Good luck trying to explain what The Rehearsal is to anyone who isn't familiar with Nathan Fielder's mastery of uncomfortable comedy. What begins as a series in which the awkward star/comedian attempts to help people prepare for big moments in life by rehearsing them until they get it right quickly turns into a bizarre social experiment in which Fielder himself becomes one of the key players. The less you know about it ahead of time, the better. Just know that you'll be encountering people who responded to a Craigslist ad to take part. For more of Fielder's weird brilliance, all four seasons of Nathan for You--another kind of meta-comedy that will force you to repeatedly cover your eyes in vicarious embarrassment--are also streaming on HBO Max.

Bad timing may have led to the unfortunately early demise of Avenue 5, which saw filming on its second season delayed, and delayed again, due to Covid-19, but the space-set comedy from the brilliant mind of Armando Iannucci, creator of Veep (another classic streaming on HBO Max), and its even swearier predecessor, The Thick of It, is well worth your time, if only to see what could happen when space travel inevitably goes wrong. Hugh Laurie stars as the "captain" of an interplanetary cruise ship, with Josh Gad playing the role of eccentric tech billionaire/huge baby Herman Judd, whose planned eight-week tour of the galaxy turns dire when a gravitational disaster steers the ship off course. The series gets more bonkers as it goes along, and poop plays a massive part in saving thousands of passengers and crew members. Consider yourselves warned--and feel free to laugh at the inanity of it all. Loudly.

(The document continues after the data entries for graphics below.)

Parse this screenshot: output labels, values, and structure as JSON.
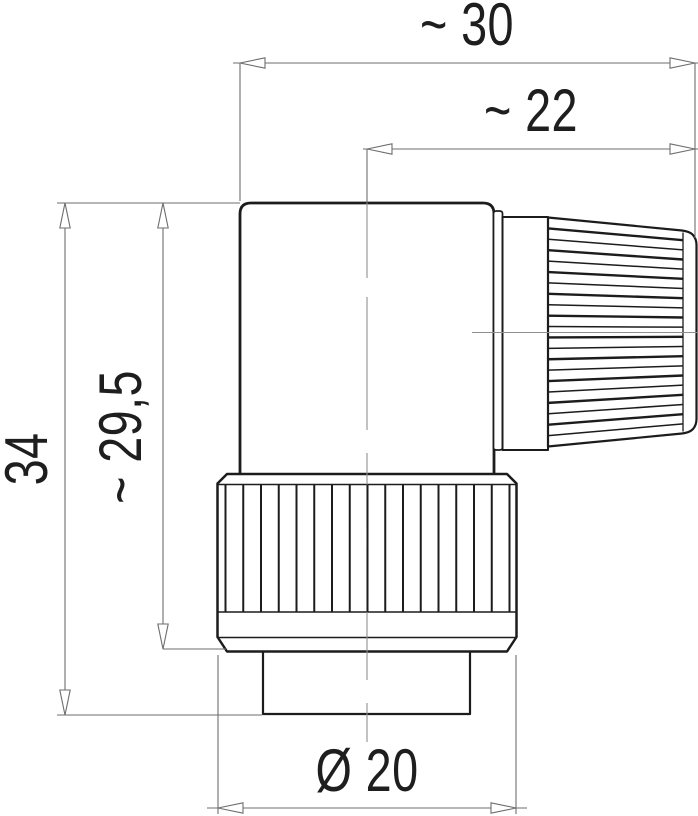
{
  "drawing": {
    "kind": "dimension-drawing",
    "view": "right-angle-connector-side-view",
    "dimensions": {
      "overall_width": {
        "label": "~ 30"
      },
      "axis_to_cable_end": {
        "label": "~ 22"
      },
      "overall_height": {
        "label": "34"
      },
      "height_to_coupling_ring": {
        "label": "~ 29,5"
      },
      "coupling_ring_diameter": {
        "label": "Ø 20"
      }
    },
    "colors": {
      "background": "#ffffff",
      "outline": "#1c1c1c",
      "dimension_line": "#6e6e6e",
      "centerline": "#8f8f8f",
      "text": "#1e1e1e"
    }
  }
}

Jamie Demetriou--brother of What We Do in the Shadows' Natasia Demetriou, who also stars--created this series and stars as Stath Charalambos, London's worst real estate (aka letting) agent. While it's woefully underknown stateside, this three-season British comedy--which ran on Channel Four in the UK from 2018 to 2021--was handed BAFTA awards for Best Scripted Comedy and Best Male Comedy Performance (for Demetriou) in 2020, if that kind of recognition is important to you. Fans of awkward comedy will make a meal out of watching Stath attempt to turn each apartment's worst features into selling points. Or the way he treats such presumed features as a kitchen cabinet as true luxury items ("It's all bowls, baby").

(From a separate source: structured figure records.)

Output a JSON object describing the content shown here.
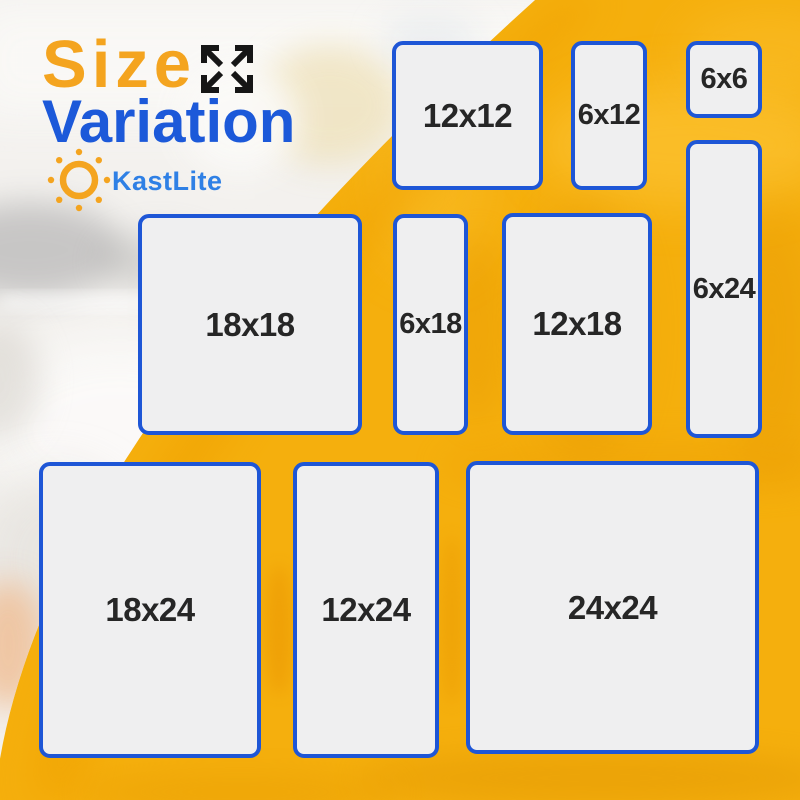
{
  "title": {
    "line1": "Size",
    "line2": "Variation"
  },
  "brand": {
    "name": "KastLite"
  },
  "icons": {
    "expand": "expand-arrows-icon",
    "sun": "sun-icon"
  },
  "sizes": [
    {
      "label": "12x12"
    },
    {
      "label": "6x12"
    },
    {
      "label": "6x6"
    },
    {
      "label": "6x24"
    },
    {
      "label": "18x18"
    },
    {
      "label": "6x18"
    },
    {
      "label": "12x18"
    },
    {
      "label": "18x24"
    },
    {
      "label": "12x24"
    },
    {
      "label": "24x24"
    }
  ],
  "theme": {
    "bg-yellow": "#F5AF0D",
    "accent-orange": "#F4A41F",
    "title-blue": "#1C59D9",
    "brand-blue": "#2F80E5",
    "tile-fill": "#EFEFF0",
    "tile-border": "#1E56D6",
    "label-dark": "#262626",
    "arrow-black": "#161616",
    "photo-white": "#F3F1EE"
  }
}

Danny McBride and HBO are whatever the new Brangelina is of television. First they teamed up for the hilariously offensive-for-offense's sake Eastbound & Down; then there was Vice Principals. The Righteous Gemstones, which McBride created and stars in, is his latest effort to put forth a group of highly unlikeable people and find a way to make you like them even less but still want to keep watching. In this case, it's a family of televangelists whose real god is greed and power. McBride assembled an all-star cast that includes John Goodman as the family's patriarch, Adam DeVine and Edi Patterson as the Gemstone children, and national treasure Walton Goggins as Uncle Baby Billy Freeman--a child-star-turned-grifter who has given the series some of its most memorable quotes and moments.